Inhibition of orthotopic tumor formation and increased survival of tumor-bearing mice after combined gemcitabine-based treatment. Thirty days after the beginning of treatment, six mice from each group (n = 14) were killed; their pancreatic tumors were recovered. (A) Tumor growth. Recovered biopsies were measured in three dimensions. Asterisks indicate significant difference (**P < .01 and ***P < .001) observed after gemcitabine combined treatments compared with gemcitabine alone. (B) Macroscopic findings of pancreas. Photographs represent excised pancreatic tumor from untreated mice and those receiving tritherapy protocol. (C) Representative immunohistochemistry examination.
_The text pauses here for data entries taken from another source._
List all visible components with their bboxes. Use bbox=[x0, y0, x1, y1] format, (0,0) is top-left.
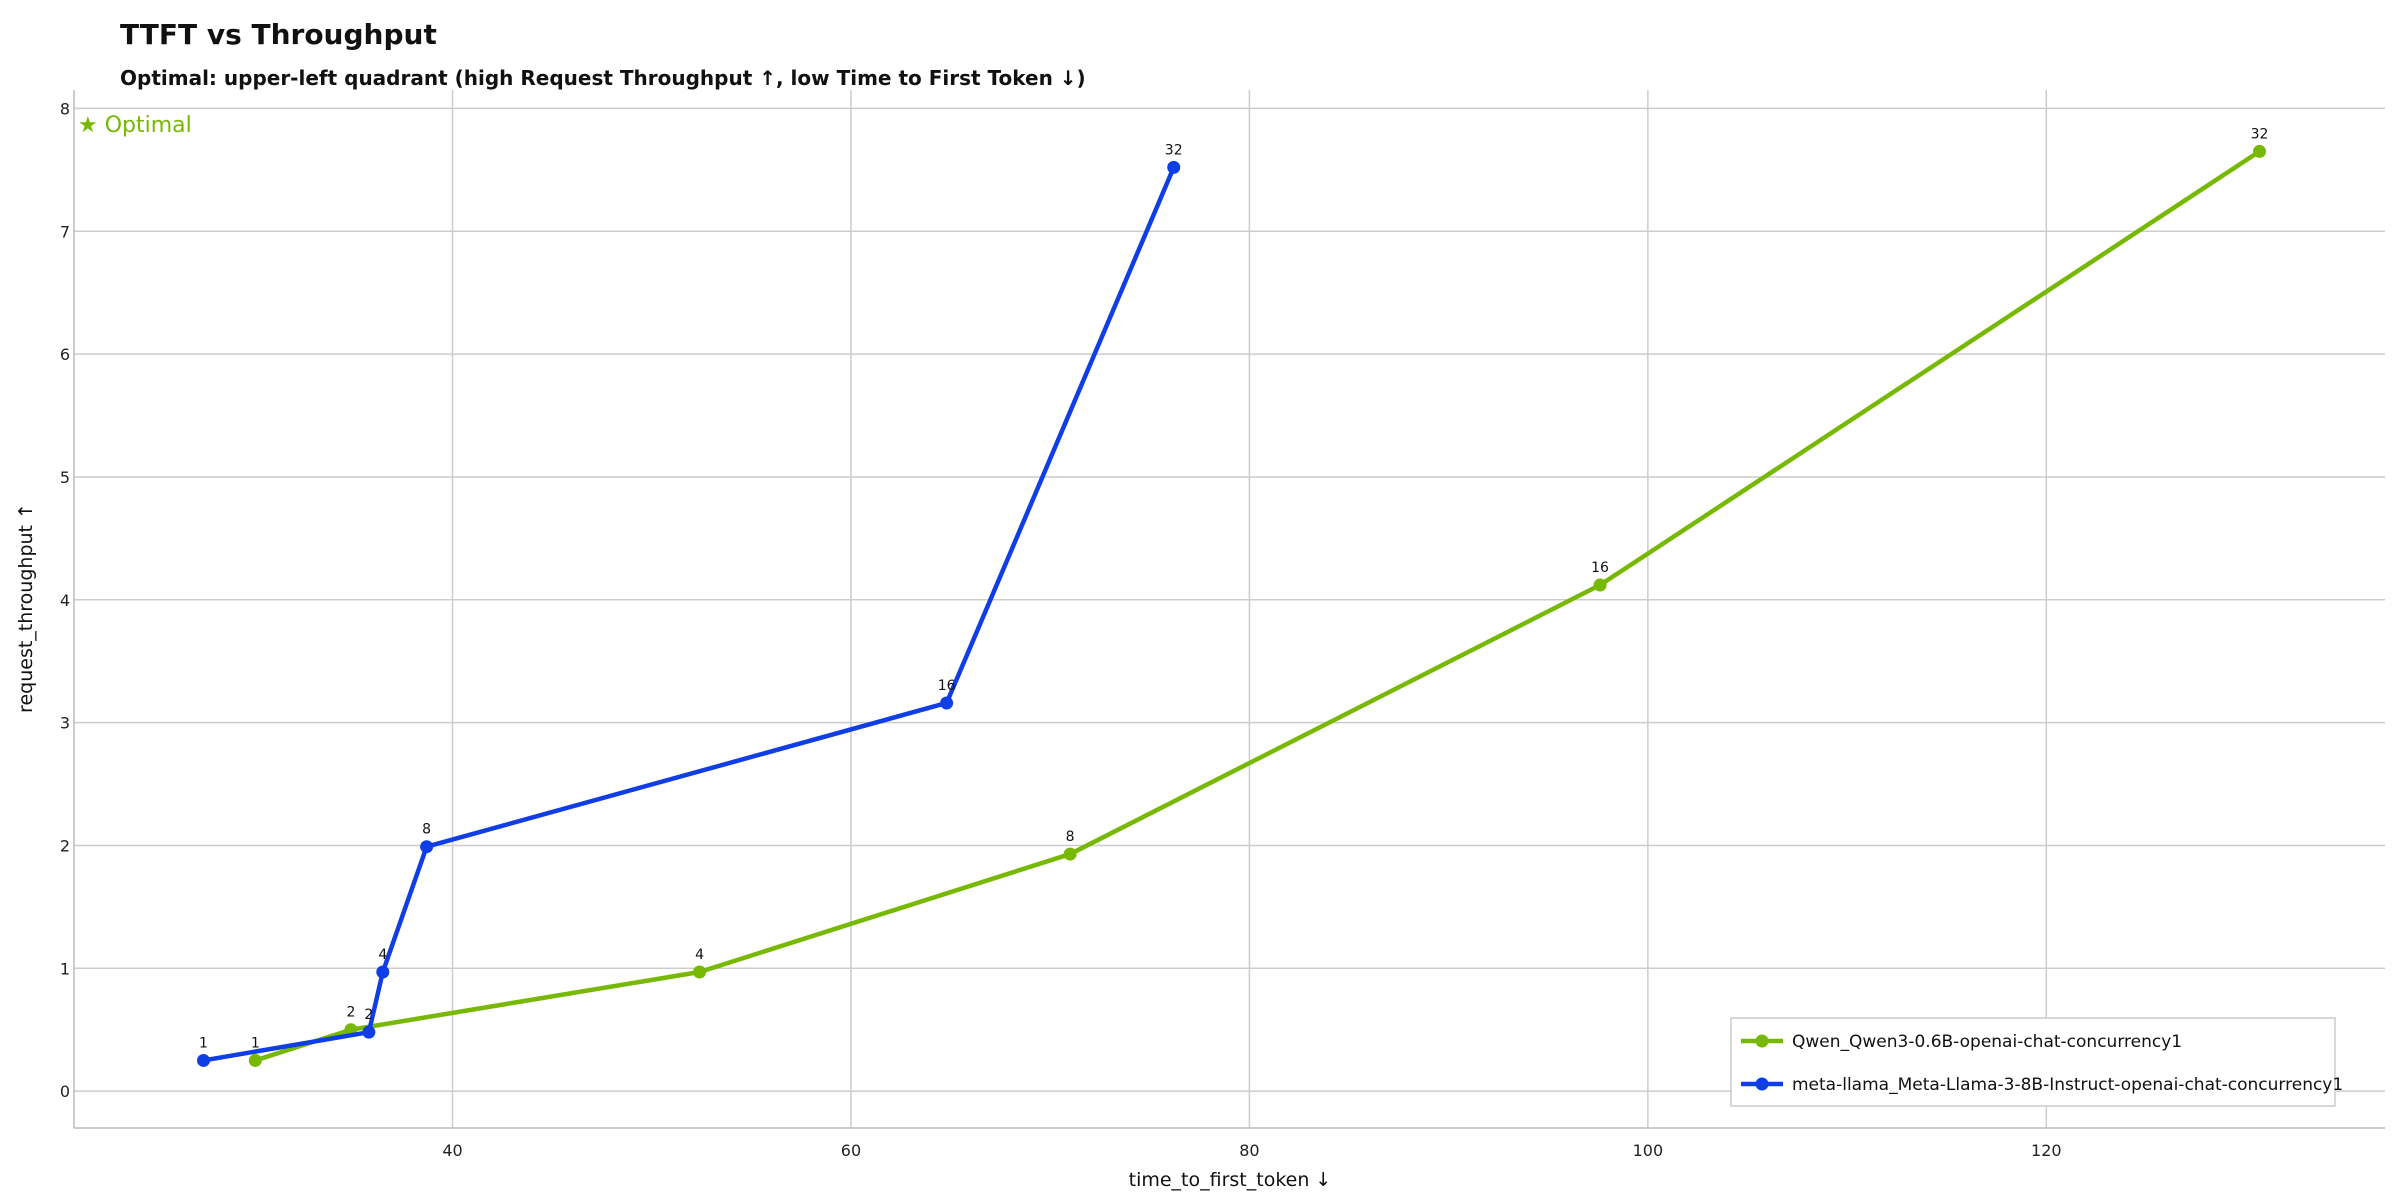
y-tick-label: 4 bbox=[60, 591, 70, 610]
y-axis-label: request_throughput ↑ bbox=[15, 503, 37, 713]
data-point bbox=[940, 696, 954, 710]
series-line-2 bbox=[201, 165, 1176, 1063]
plot-frame bbox=[73, 90, 2385, 1129]
legend: Qwen_Qwen3-0.6B-openai-chat-concurrency1… bbox=[1730, 1017, 2343, 1107]
data-point-label: 32 bbox=[1165, 142, 1183, 158]
data-point-label: 4 bbox=[695, 947, 704, 963]
data-point-label: 16 bbox=[938, 678, 956, 694]
x-tick-label: 100 bbox=[1633, 1141, 1664, 1160]
legend-swatch-marker bbox=[1755, 1077, 1769, 1091]
data-point bbox=[420, 840, 434, 854]
chart-title: TTFT vs Throughput bbox=[120, 18, 437, 51]
chart-subtitle: Optimal: upper-left quadrant (high Reque… bbox=[120, 66, 1086, 90]
data-point bbox=[2252, 144, 2266, 158]
data-point-label: 4 bbox=[378, 947, 387, 963]
series-line-1 bbox=[253, 149, 2262, 1063]
optimal-annotation: ★ Optimal bbox=[78, 113, 192, 138]
legend-entry-label: Qwen_Qwen3-0.6B-openai-chat-concurrency1 bbox=[1792, 1032, 2182, 1052]
y-tick-label: 3 bbox=[60, 714, 70, 733]
data-point-label: 8 bbox=[422, 822, 431, 838]
data-point bbox=[362, 1025, 376, 1039]
data-point-label: 8 bbox=[1066, 829, 1075, 845]
data-point-label: 16 bbox=[1591, 560, 1609, 576]
data-point bbox=[196, 1053, 210, 1067]
data-point-label: 32 bbox=[2251, 126, 2269, 142]
data-point-label: 1 bbox=[251, 1035, 260, 1051]
legend-swatch-marker bbox=[1755, 1034, 1769, 1048]
y-tick-label: 2 bbox=[60, 836, 70, 855]
legend-entry-label: meta-llama_Meta-Llama-3-8B-Instruct-open… bbox=[1792, 1075, 2343, 1095]
point-labels: 1 2 4 8 16 32 1 2 4 8 16 32 bbox=[199, 126, 2268, 1051]
data-point bbox=[1167, 160, 1181, 174]
data-point bbox=[376, 965, 390, 979]
data-point bbox=[693, 965, 707, 979]
series-lines bbox=[196, 144, 2266, 1067]
data-point bbox=[248, 1053, 262, 1067]
axis-ticks: 40 60 80 100 120 0 1 2 3 4 5 6 7 8 bbox=[60, 99, 2062, 1160]
x-tick-label: 120 bbox=[2031, 1141, 2062, 1160]
legend-box bbox=[1730, 1017, 2336, 1107]
x-tick-label: 80 bbox=[1239, 1141, 1259, 1160]
data-point-label: 2 bbox=[346, 1005, 355, 1021]
data-point bbox=[1063, 847, 1077, 861]
data-point bbox=[1593, 578, 1607, 592]
y-tick-label: 0 bbox=[60, 1082, 70, 1101]
y-tick-label: 6 bbox=[60, 345, 70, 364]
y-tick-label: 5 bbox=[60, 468, 70, 487]
data-point-label: 2 bbox=[364, 1007, 373, 1023]
y-tick-label: 1 bbox=[60, 959, 70, 978]
x-axis-label: time_to_first_token ↓ bbox=[1129, 1169, 1332, 1191]
grid-lines bbox=[74, 90, 2385, 1128]
x-tick-label: 60 bbox=[841, 1141, 861, 1160]
y-tick-label: 8 bbox=[60, 99, 70, 118]
x-tick-label: 40 bbox=[442, 1141, 462, 1160]
data-point-label: 1 bbox=[199, 1035, 208, 1051]
y-tick-label: 7 bbox=[60, 222, 70, 241]
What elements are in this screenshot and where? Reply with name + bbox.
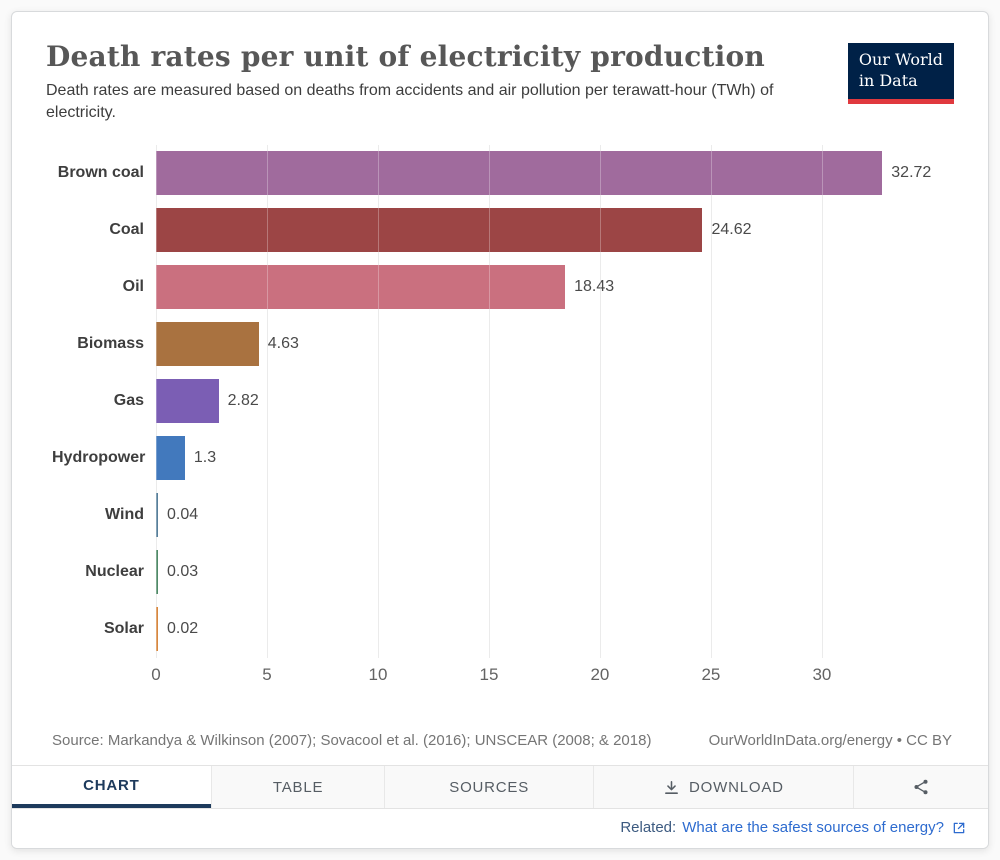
category-label: Hydropower — [52, 449, 146, 467]
owid-logo-line1: Our World — [858, 50, 943, 69]
bar-row: Oil 18.43 — [123, 259, 944, 316]
value-label: 0.02 — [167, 620, 199, 638]
x-axis-tick: 30 — [812, 664, 832, 684]
tab-bar: CHART TABLE SOURCES DOWNLOAD — [12, 765, 988, 809]
value-label: 2.82 — [227, 392, 259, 410]
tab-sources-label: SOURCES — [449, 778, 530, 796]
bar-coal[interactable] — [156, 208, 703, 253]
value-label: 0.04 — [167, 506, 199, 524]
x-axis-tick: 15 — [479, 664, 499, 684]
category-label: Wind — [105, 506, 144, 524]
category-label: Solar — [103, 620, 144, 638]
bar-hydropower[interactable] — [156, 436, 185, 481]
related-link[interactable]: What are the safest sources of energy? — [682, 819, 944, 836]
plot-area: Brown coal 32.72 Coal 24.62 Oil 18.43 Biomass 4… — [52, 144, 944, 658]
share-button[interactable] — [853, 766, 988, 808]
bar-row: Hydropower 1.3 — [52, 430, 944, 487]
chart-subtitle: Death rates are measured based on deaths… — [46, 82, 774, 122]
value-label: 32.72 — [891, 164, 932, 182]
bar-oil[interactable] — [156, 265, 566, 310]
x-axis-tick: 20 — [590, 664, 610, 684]
owid-logo-line2: in Data — [858, 70, 918, 90]
bar-gas[interactable] — [156, 379, 219, 424]
value-label: 24.62 — [711, 221, 752, 239]
value-label: 1.3 — [193, 449, 217, 467]
x-axis-tick: 10 — [368, 664, 388, 684]
bar-solar[interactable] — [156, 607, 158, 652]
owid-logo[interactable]: Our World in Data — [847, 43, 954, 104]
chart-footnote: Source: Markandya & Wilkinson (2007); So… — [12, 718, 988, 765]
category-label: Oil — [122, 278, 144, 296]
tab-download[interactable]: DOWNLOAD — [592, 766, 853, 808]
bar-brown-coal[interactable] — [156, 151, 883, 196]
chart-card: Death rates per unit of electricity prod… — [11, 11, 989, 849]
external-link-icon — [952, 821, 966, 835]
category-label: Gas — [113, 392, 144, 410]
tab-table[interactable]: TABLE — [210, 766, 385, 808]
tab-table-label: TABLE — [272, 778, 324, 796]
bar-row: Wind 0.04 — [105, 487, 944, 544]
category-label: Brown coal — [57, 164, 144, 182]
category-label: Coal — [109, 221, 144, 239]
bar-row: Gas 2.82 — [114, 373, 944, 430]
value-label: 4.63 — [267, 335, 299, 353]
related-prefix: Related: — [620, 819, 677, 836]
bar-biomass[interactable] — [156, 322, 259, 367]
tab-sources[interactable]: SOURCES — [384, 766, 593, 808]
x-axis: 0 5 10 15 20 25 30 — [151, 658, 944, 694]
bar-row: Solar 0.02 — [104, 601, 944, 658]
bar-row: Brown coal 32.72 — [58, 145, 944, 202]
bar-wind[interactable] — [156, 493, 158, 538]
chart-header: Death rates per unit of electricity prod… — [12, 12, 988, 133]
value-label: 0.03 — [167, 563, 199, 581]
bar-row: Nuclear 0.03 — [85, 544, 944, 601]
category-label: Biomass — [77, 335, 144, 353]
tab-chart-label: CHART — [83, 776, 140, 794]
bar-row: Biomass 4.63 — [77, 316, 944, 373]
header-text: Death rates per unit of electricity prod… — [46, 40, 846, 125]
category-label: Nuclear — [85, 563, 144, 581]
bar-nuclear[interactable] — [156, 550, 158, 595]
source-note: Source: Markandya & Wilkinson (2007); So… — [52, 732, 652, 749]
related-row: Related: What are the safest sources of … — [12, 809, 988, 848]
bar-row: Coal 24.62 — [109, 202, 944, 259]
attribution: OurWorldInData.org/energy • CC BY — [708, 732, 952, 749]
chart-title: Death rates per unit of electricity prod… — [46, 40, 765, 73]
value-label: 18.43 — [574, 278, 615, 296]
x-axis-tick: 5 — [262, 664, 272, 684]
download-icon — [663, 779, 680, 796]
bar-chart: Brown coal 32.72 Coal 24.62 Oil 18.43 Biomass 4… — [12, 133, 988, 694]
tab-chart[interactable]: CHART — [12, 766, 211, 808]
x-axis-tick: 25 — [701, 664, 721, 684]
share-icon — [912, 778, 930, 796]
x-axis-tick: 0 — [151, 664, 161, 684]
tab-download-label: DOWNLOAD — [689, 778, 784, 796]
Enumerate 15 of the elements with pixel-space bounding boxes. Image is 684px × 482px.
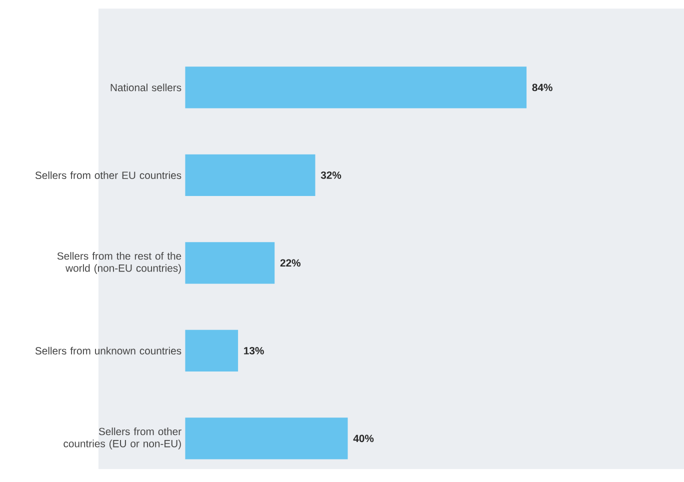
bar: [185, 330, 238, 372]
y-tick-label: National sellers: [110, 83, 182, 92]
y-tick-label: Sellers from unknown countries: [35, 346, 182, 354]
bar: [185, 154, 316, 196]
data-label: 84%: [532, 84, 552, 91]
data-label: 32%: [320, 171, 342, 179]
data-label: 40%: [353, 434, 374, 442]
bar: [185, 242, 275, 284]
y-tick-label: Sellers from other EU countries: [35, 171, 182, 179]
y-tick-label: Sellers from other countries (EU or non-EU): [64, 427, 182, 450]
bar: [185, 66, 527, 108]
data-label: 22%: [280, 259, 300, 266]
y-tick-label: Sellers from the rest of the world (non-EU countries): [57, 252, 182, 274]
bar: [185, 417, 348, 460]
data-label: 13%: [244, 346, 264, 354]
Biopsies were subsequently submitted to hematoxylin-eosin staining (left panels), TUNEL staining (middle panels), and Ki-67 staining (right panels). (D) Kaplan-Meier survival curve. Remaining mice were followed for survival curve determination. Results were analyzed statistically by log-rank test. Asterisks indicate significant difference (*P < .5, **P < .01, and ***P < .001) observed after gemcitabine combined treatments compared with gemcitabine alone.